Bruce Murphy of Milwaukee Magazine thinks that he has the lowdown on Wisconsin Manufacturers & Commerce and, who knows, maybe he has. Murphy argues (with, it seems, not much evidence) that WMC supports Judge Annette Ziegler for Supreme Court because he expects her to be pro-business. He points out, properly, I think that "judicial restraint" and "pro-business" are not synonymous.
In fact, a fairly standard interpretation of American constitutional history is that an early paroxysm of judicial activism was "pro-business" with the Court striking down progressive and New Deal economic regulation without adequate constitutional justification in what is frequently known as the Lochner era.
Different people define restraint and activism in different ways and others deny that there is any such distinction. (Sometimes I wish we could use more precise terms.) In my view, however, what distinguishes "activism" from "restraint" (and the terms are admittedly relative) is not "anti-business v. pro-business" or even "liberal v. conservative." Rather the distinction turns on the extent to which a judge bases his decision on some external authority rooted in the consent of the governed, i.e., a statute or the constitution, interpreted in some way that makes it something other than whatever the judge wants it to be. As Chief Justice Roberts has said, a judge is like an umpire. A judge enforces the rules; she doesn't make them. This implies that the rules come from somewhere else and that they are sufficiently definite to be "applied" rather than "discovered."
It is for this reason that Murphy is wrong when he says that an argument that the a ban on same sex marriage violates the United States Constitution is not activist. He expresses disbelief that "an activist is someone who wants our laws and amendments to conform to our nation’s founding document .... This would tickle James Madison."
My guess is that James Madison would be more than "tickled" by the idea that the United States Constitution creates a right for two men to marry. "Nonplussed" might be more like it.

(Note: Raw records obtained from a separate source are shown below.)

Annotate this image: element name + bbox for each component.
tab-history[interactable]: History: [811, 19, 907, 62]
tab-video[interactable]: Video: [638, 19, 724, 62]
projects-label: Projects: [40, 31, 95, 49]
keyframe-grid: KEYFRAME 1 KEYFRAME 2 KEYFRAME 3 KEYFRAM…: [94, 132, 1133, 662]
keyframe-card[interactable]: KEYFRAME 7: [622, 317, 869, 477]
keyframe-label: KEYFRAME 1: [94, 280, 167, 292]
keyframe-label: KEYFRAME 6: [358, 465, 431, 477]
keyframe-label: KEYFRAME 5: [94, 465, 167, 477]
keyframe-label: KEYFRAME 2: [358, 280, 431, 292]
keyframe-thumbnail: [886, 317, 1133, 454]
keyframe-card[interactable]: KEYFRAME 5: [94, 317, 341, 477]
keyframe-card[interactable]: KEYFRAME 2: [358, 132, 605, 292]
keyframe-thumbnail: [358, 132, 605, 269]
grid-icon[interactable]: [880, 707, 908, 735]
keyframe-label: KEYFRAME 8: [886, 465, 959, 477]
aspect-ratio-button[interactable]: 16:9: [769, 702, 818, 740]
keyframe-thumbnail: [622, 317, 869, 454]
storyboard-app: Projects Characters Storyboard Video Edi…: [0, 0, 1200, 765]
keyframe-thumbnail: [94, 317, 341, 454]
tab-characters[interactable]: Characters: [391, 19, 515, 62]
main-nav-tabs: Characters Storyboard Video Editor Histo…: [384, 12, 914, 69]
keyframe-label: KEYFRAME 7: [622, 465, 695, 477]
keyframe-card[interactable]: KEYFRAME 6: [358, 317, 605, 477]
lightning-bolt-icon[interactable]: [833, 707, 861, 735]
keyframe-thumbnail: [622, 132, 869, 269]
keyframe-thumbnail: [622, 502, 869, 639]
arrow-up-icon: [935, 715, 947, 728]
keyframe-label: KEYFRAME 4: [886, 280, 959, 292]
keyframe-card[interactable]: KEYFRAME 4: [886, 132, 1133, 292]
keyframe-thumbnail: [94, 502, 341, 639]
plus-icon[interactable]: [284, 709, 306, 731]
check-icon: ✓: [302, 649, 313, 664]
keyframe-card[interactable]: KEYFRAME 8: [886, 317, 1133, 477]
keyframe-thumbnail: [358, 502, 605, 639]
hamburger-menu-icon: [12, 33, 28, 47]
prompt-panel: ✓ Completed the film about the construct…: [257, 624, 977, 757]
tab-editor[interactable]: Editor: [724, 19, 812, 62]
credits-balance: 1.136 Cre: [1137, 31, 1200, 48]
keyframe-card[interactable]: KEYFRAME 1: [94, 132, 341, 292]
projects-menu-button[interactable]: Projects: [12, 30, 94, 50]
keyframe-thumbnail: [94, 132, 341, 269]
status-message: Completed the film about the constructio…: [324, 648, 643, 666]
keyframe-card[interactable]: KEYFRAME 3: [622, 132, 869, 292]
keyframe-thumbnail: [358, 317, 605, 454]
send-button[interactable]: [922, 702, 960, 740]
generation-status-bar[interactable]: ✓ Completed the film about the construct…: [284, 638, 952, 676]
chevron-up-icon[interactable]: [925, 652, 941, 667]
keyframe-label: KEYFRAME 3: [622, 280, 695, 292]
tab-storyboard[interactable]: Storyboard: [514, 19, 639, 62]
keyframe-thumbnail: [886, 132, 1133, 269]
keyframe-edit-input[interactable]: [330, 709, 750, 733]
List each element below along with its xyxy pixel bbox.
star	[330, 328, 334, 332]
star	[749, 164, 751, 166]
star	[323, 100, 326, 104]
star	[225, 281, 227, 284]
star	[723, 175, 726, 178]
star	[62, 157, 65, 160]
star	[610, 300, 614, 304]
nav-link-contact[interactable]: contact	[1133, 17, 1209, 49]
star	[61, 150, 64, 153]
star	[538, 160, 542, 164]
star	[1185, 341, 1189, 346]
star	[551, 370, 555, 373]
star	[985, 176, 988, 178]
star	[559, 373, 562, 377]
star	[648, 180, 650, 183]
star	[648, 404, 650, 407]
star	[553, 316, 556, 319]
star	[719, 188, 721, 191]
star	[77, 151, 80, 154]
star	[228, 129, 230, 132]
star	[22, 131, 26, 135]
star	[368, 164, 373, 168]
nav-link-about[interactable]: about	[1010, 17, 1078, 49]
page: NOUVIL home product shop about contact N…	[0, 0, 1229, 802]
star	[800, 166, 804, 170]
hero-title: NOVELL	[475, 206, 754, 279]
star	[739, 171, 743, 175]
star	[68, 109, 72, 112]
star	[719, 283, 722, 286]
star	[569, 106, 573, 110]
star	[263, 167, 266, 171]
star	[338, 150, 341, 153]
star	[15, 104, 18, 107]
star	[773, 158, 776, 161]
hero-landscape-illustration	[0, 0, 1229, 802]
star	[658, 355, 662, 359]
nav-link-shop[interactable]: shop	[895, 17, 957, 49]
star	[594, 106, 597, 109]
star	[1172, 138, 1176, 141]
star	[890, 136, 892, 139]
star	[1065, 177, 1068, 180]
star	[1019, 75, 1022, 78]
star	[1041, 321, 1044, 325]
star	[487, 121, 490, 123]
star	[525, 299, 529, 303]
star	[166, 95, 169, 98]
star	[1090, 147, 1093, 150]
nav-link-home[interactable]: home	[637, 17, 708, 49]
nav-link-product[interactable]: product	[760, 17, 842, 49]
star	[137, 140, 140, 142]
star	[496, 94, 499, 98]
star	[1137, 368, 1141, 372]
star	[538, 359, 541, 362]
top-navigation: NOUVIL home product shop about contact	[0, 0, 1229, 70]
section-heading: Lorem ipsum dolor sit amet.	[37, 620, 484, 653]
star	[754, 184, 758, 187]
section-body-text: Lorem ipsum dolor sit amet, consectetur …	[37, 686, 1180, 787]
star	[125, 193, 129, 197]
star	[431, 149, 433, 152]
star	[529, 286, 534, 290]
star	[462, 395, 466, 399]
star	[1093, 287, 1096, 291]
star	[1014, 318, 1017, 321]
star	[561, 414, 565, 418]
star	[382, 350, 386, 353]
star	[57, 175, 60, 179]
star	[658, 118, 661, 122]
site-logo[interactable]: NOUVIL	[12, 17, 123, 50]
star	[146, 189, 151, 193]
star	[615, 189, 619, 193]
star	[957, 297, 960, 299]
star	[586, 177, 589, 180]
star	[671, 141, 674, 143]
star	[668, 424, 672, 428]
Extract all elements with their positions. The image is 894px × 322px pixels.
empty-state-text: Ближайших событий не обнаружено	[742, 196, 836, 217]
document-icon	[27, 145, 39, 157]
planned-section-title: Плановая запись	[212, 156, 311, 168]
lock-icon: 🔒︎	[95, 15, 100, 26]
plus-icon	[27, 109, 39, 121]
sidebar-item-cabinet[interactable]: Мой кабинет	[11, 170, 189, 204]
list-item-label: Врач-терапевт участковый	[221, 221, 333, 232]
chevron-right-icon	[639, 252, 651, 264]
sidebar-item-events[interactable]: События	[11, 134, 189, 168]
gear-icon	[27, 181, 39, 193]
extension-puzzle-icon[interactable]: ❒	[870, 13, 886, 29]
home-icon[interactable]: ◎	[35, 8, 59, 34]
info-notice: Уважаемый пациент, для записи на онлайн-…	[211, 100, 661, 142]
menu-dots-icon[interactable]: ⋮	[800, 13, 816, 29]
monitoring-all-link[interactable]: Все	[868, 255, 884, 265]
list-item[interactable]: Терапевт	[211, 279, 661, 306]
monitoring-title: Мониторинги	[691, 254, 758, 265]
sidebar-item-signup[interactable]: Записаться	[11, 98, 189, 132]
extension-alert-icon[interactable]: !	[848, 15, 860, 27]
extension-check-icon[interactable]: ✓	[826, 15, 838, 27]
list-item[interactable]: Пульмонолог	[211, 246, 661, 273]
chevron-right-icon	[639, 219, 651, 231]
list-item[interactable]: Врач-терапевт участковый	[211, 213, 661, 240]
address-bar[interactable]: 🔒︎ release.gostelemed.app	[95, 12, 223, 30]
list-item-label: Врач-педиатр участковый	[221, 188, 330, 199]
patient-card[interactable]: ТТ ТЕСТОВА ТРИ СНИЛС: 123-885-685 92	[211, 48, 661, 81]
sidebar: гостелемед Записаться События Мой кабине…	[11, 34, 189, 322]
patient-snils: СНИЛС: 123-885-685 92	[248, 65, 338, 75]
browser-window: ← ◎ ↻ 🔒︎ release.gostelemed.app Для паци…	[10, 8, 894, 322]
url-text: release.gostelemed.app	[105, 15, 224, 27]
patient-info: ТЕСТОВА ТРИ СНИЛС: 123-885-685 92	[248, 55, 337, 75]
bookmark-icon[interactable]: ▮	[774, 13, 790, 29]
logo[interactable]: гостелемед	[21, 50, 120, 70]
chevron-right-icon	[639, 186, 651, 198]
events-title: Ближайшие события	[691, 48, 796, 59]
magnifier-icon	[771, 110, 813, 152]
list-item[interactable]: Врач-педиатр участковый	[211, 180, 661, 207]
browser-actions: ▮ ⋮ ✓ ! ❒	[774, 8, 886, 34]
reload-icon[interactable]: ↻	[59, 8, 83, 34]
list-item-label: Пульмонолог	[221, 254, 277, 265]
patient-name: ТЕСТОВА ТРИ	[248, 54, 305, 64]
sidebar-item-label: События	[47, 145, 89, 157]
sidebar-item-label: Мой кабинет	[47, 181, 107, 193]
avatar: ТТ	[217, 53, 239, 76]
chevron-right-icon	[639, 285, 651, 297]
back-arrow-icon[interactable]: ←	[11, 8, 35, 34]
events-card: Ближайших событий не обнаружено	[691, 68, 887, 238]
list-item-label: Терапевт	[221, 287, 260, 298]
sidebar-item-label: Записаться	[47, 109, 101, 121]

The reason that the argument that a same-sex marriage ban is unconstitutional is "activist" is that it is not fairly inferable from the constitution itself. It would either have to be based on some notion of "privacy" - a term that is not itself found in the document and that is not capable of principled definition drawn from the constitution - or in a novel interpretation of the equal protection clause. That novel interpretation would have to apply the clause in a way that its framers would have opposed (and yes they did intend that it be applied to blacks) or would have to adopt a form of garden variety equal protection review that would have no limiting principle and empower the court to strike down virtually any law it did not like.
Whatever you feel about same-sex marriage, the idea that a judge should find that it is compelled (or, for that matter, prohibited) by the United State Constitution is about as activist as you can get.
Whether WMC wants a "restrained" or "pro-business" justice is something I do not pretend to know and I am not going to express a judgment about any of the candidates running for the state supreme court. But in our current judicial environment (particularly in Wisconsin), activist decisions most often yield results that can be characterized as "liberal" or "anti-business." As I said, restraint does not have to equal conservative or pro-business and often, in our history, it has not. Still, it wouldn't be crazy for WMC to conclude that they are better off with a justice who has a philosophy of "restraint" than one who does not. Whether it has gotten it right is, I hope, one of the things that the campaign will explore.